The IEAGHG Weyburn-Midale CO2 Monitoring and Storage Project is the world’s first and largest CO2 injection monitoring and verification research project and is the creator of CCS101.ca. Because this research project leads world understanding of carbon storage technology, the project partners firmly believed there was a unique opportunity to inform interested audiences about CCS technology in an educational and fact-based manner. On-going funding for the CCS101.ca website will continue through The Canadian CCS Network in 2012. It is important to note that the CCS101.ca website was brought on-line through significant contributions from Natural Resources Canada staff. Their commitment to bring forward information on CCS research helped form much of the PRO section of the website, providing the means for students, researchers and others to gain direct access to a great volume of information on CO2 research in Canada and around the world. Research project sponsors
The CCS101.ca website was generated out of a need to inform the public on the processes involved in CCS, the global research efforts underway to pursue these technologies, and perspectives from communities that have experienced CO2 injection. Surveys conducted by Natural Resources Canada, industry partners and not-for-profit research organizations contributed to our understanding of what the public wanted to know about CCS. This website will continue to grow and adjust as questions from visitors help form our expanding content, while news and events aim to keep the public informed about what is going on in the CCS community.
The Petroleum Technology Research Centre (PTRC) in Regina, Saskatchewan, Canada seeks to speed industry access to resource extraction technologies that are more energy efficient, environmentally responsible and reduce CO2 emissions. The PTRC manages the CCS101.ca website as part of the IEAGHG Weyburn-Midale CO2 Monitoring and Storage Project. The PTRC is located in the Innovation Research Park adjacent to the University of Regina in Regina, Saskatchewan, Canada. The Weyburn Oilfield operated by Cenovus Energy and the Midale Oilfield operated by Apache Canada in south-eastern Saskatchewan Canada are the research sites for the Weyburn-Midale project. The research project has provided much of the technical perspectives and community information for the CCS101.ca website. Although, this research is conducted at the Cenovus and Apache fields, the research is entirely independent and performed by researchers from leading research universities and organizations from around the world.
The IEAGHG Weyburn-Midale CO2 Monitoring and Storage Project began public outreach and communications activities in late 2008 and the CCS101.ca website was launched in May 2010. It should be pointed out, however, that on-going community engagement by the oilfield operators related to the operations has been conducted in the Weyburn and Midale communities for decades.

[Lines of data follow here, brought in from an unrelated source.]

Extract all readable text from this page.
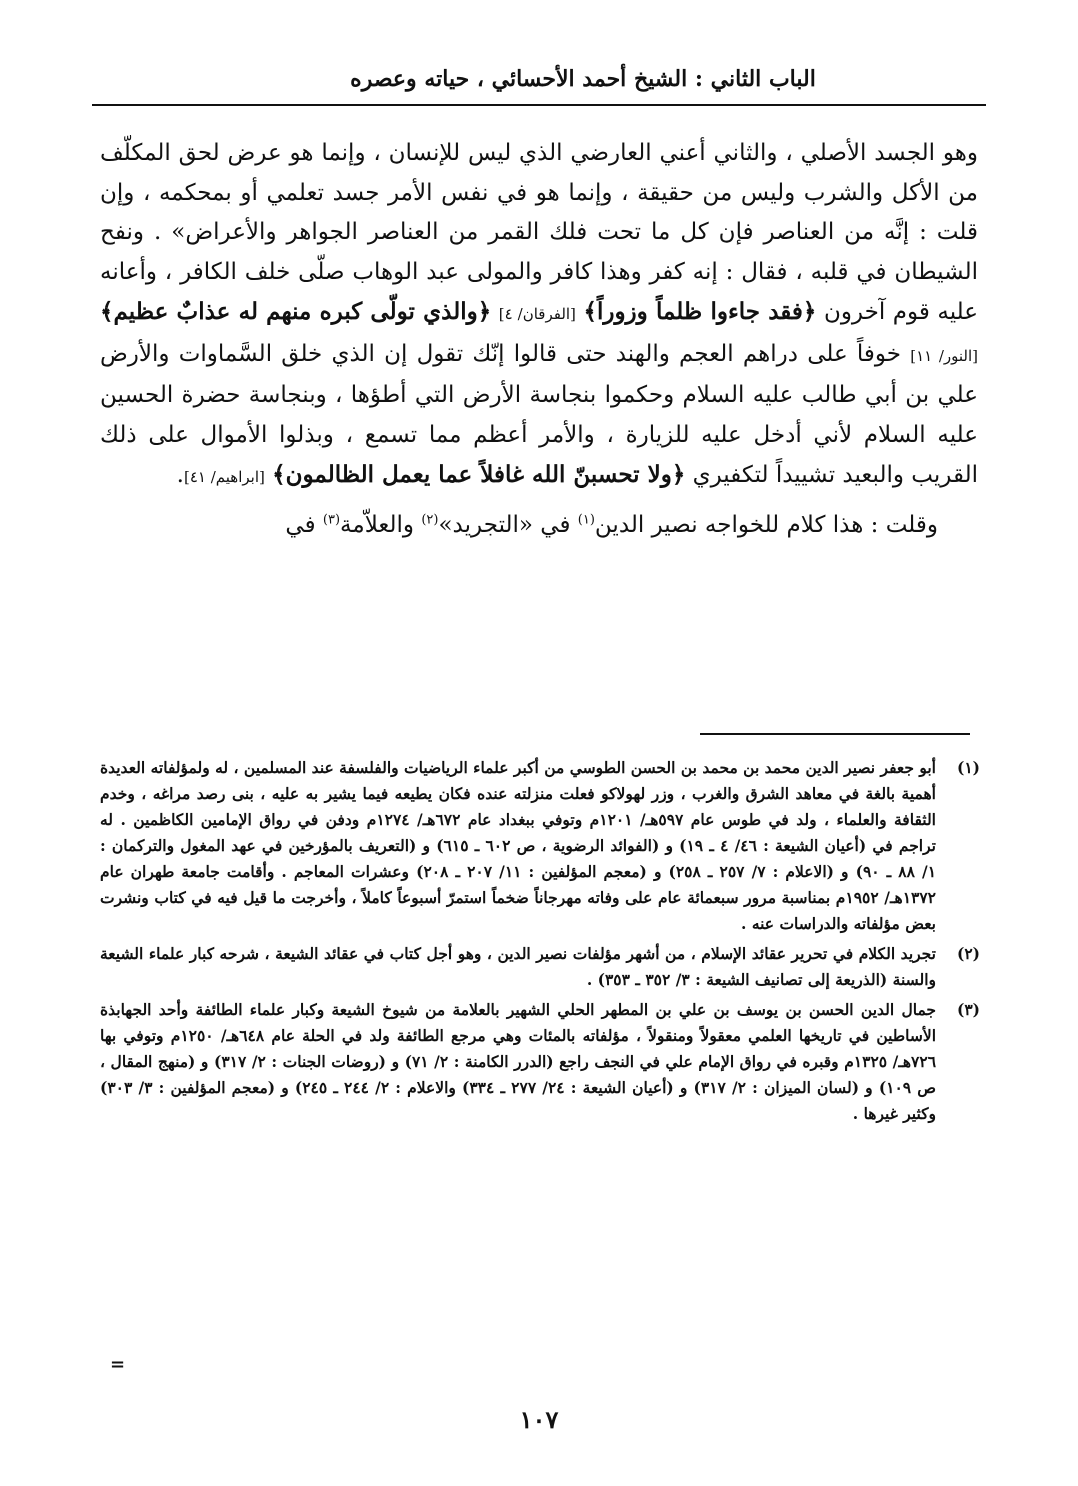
الباب الثاني : الشيخ أحمد الأحسائي ، حياته وعصره

وهو الجسد الأصلي ، والثاني أعني العارضي الذي ليس للإنسان ، وإنما هو عرض لحق المكلّف من الأكل والشرب وليس من حقيقة ، وإنما هو في نفس الأمر جسد تعلمي أو بمحكمه ، وإن قلت : إنَّه من العناصر فإن كل ما تحت فلك القمر من العناصر الجواهر والأعراض» . ونفح الشيطان في قلبه ، فقال : إنه كفر وهذا كافر والمولى عبد الوهاب صلّى خلف الكافر ، وأعانه عليه قوم آخرون ﴿فقد جاءوا ظلماً وزوراً﴾ [الفرقان/ ٤] ﴿والذي تولّى كبره منهم له عذابٌ عظيم﴾ [النور/ ١١] خوفاً على دراهم العجم والهند حتى قالوا إنّك تقول إن الذي خلق السَّماوات والأرض علي بن أبي طالب عليه السلام وحكموا بنجاسة الأرض التي أطؤها ، وبنجاسة حضرة الحسين عليه السلام لأني أدخل عليه للزيارة ، والأمر أعظم مما تسمع ، وبذلوا الأموال على ذلك القريب والبعيد تشييداً لتكفيري ﴿ولا تحسبنّ الله غافلاً عما يعمل الظالمون﴾ [ابراهيم/ ٤١].

وقلت : هذا كلام للخواجه نصير الدين$^{(١)}$ في «التجريد»$^{(٢)}$ والعلاّمة$^{(٣)}$ في

(١)
أبو جعفر نصير الدين محمد بن محمد بن الحسن الطوسي من أكبر علماء الرياضيات والفلسفة عند المسلمين ، له ولمؤلفاته العديدة أهمية بالغة في معاهد الشرق والغرب ، وزر لهولاكو فعلت منزلته عنده فكان يطيعه فيما يشير به عليه ، بنى رصد مراغه ، وخدم الثقافة والعلماء ، ولد في طوس عام ٥٩٧هـ/ ١٢٠١م وتوفي ببغداد عام ٦٧٢هـ/ ١٢٧٤م ودفن في رواق الإمامين الكاظمين . له تراجم في (أعيان الشيعة : ٤٦/ ٤ ـ ١٩) و (الفوائد الرضوية ، ص ٦٠٢ ـ ٦١٥) و (التعريف بالمؤرخين في عهد المغول والتركمان : ١/ ٨٨ ـ ٩٠) و (الاعلام : ٧/ ٢٥٧ ـ ٢٥٨) و (معجم المؤلفين : ١١/ ٢٠٧ ـ ٢٠٨) وعشرات المعاجم . وأقامت جامعة طهران عام ١٣٧٢هـ/ ١٩٥٢م بمناسبة مرور سبعمائة عام على وفاته مهرجاناً ضخماً استمرّ أسبوعاً كاملاً ، وأخرجت ما قيل فيه في كتاب ونشرت بعض مؤلفاته والدراسات عنه .
(٢)
تجريد الكلام في تحرير عقائد الإسلام ، من أشهر مؤلفات نصير الدين ، وهو أجل كتاب في عقائد الشيعة ، شرحه كبار علماء الشيعة والسنة (الذريعة إلى تصانيف الشيعة : ٣/ ٣٥٢ ـ ٣٥٣) .
(٣)
جمال الدين الحسن بن يوسف بن علي بن المطهر الحلي الشهير بالعلامة من شيوخ الشيعة وكبار علماء الطائفة وأحد الجهابذة الأساطين في تاريخها العلمي معقولاً ومنقولاً ، مؤلفاته بالمئات وهي مرجع الطائفة ولد في الحلة عام ٦٤٨هـ/ ١٢٥٠م وتوفي بها ٧٢٦هـ/ ١٣٢٥م وقبره في رواق الإمام علي في النجف راجع (الدرر الكامنة : ٢/ ٧١) و (روضات الجنات : ٢/ ٣١٧) و (منهج المقال ، ص ١٠٩) و (لسان الميزان : ٢/ ٣١٧) و (أعيان الشيعة : ٢٤/ ٢٧٧ ـ ٣٣٤) والاعلام : ٢/ ٢٤٤ ـ ٢٤٥) و (معجم المؤلفين : ٣/ ٣٠٣) وكثير غيرها .
=
١٠٧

The public needs to know what CCS is in order to make informed decisions. The builders of CCS101.ca saw a gap in the information marketplace and sought to fill it with news on CCS, events shaping the research around the world and content aimed at helping people make their own decisions about CCS technology.
The Canadian Carbon Capture and Storage (CCS) Network was created under the direction of the Council of Energy Ministers (CEM) in September 2008. It is a federal/provincial/territorial government-based network whereby government officials work collaboratively to address key CCS issues of common interest across Canada.